On the other hand, attacks that lead to leakage of consumer PII (personal identifiable information) certainly warrant consumer notification. It is important to make it easy for organisations to distinguish between breaches that need to be notified and otherwise.
The policy should address the question of who needs to be notified. Should it be limited to “affected parties” (for example: users whose accounts were compromised) or should the entire public be notified? The answer to this question may differ based on industry, company size, ownership model (i.e. publicly held v/s privately held companies).
It is important for the policy to define if it merely “recommends” notifications or enforces them. If the latter, the policy needs to define who the enforcer should be. Options include the central government, state governments (such as in the USA) and industry regulators.
It will be useful to define the nature of notifications as well. While some flexibility can be provided to the breached organisation, broad guidelines should be provided. The absence of such a guideline might lead to an organisation notifying a breach through a small column on Page 16 of a local daily.

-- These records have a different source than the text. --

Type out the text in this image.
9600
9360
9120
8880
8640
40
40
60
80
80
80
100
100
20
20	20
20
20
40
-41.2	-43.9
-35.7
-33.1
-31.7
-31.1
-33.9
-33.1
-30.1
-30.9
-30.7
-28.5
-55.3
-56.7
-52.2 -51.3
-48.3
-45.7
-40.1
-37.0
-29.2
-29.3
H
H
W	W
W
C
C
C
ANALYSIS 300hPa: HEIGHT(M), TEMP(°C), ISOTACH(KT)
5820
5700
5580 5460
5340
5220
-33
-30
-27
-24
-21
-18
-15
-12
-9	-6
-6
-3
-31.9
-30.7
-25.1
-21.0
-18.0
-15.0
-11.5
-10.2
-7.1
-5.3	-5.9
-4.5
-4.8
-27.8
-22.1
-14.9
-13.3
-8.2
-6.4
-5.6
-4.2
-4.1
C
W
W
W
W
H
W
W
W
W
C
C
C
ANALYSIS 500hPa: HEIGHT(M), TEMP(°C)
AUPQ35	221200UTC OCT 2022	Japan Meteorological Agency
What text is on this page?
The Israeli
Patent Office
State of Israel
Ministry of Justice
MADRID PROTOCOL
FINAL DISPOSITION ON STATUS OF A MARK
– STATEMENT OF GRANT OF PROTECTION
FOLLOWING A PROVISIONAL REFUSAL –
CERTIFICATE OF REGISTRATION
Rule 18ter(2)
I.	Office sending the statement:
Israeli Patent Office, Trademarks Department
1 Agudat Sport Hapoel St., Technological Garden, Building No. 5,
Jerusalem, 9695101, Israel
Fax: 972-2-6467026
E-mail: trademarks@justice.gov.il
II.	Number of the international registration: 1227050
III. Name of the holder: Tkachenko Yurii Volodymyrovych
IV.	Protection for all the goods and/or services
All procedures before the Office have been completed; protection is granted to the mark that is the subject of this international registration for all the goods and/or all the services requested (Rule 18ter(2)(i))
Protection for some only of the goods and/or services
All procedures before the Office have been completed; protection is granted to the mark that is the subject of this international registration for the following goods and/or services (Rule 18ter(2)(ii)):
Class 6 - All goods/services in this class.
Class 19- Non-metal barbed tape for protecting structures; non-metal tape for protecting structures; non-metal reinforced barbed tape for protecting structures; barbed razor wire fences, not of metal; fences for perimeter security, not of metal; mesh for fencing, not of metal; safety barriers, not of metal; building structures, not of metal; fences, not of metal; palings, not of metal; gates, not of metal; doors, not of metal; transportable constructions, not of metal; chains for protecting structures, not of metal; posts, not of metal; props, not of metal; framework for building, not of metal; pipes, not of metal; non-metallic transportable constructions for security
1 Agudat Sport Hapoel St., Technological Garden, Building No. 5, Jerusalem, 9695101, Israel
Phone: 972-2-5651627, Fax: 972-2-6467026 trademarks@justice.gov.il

While it makes sense to give breached organisations some time to investigate the breach, it is important to have a deadline by which it has to notify the consumer. For example, the US state of Florida mandates that such a breach be notified within 30 days of determination of the breach.
A robust breach notification policy for consumers and central agencies is a requirement as we move rapidly towards a digital economy. While some entities (private and government) may resist such a policy as it makes things harder for them, it certainly serves the interest of their customers and brings in much-needed transparency to the world of cyber attacks.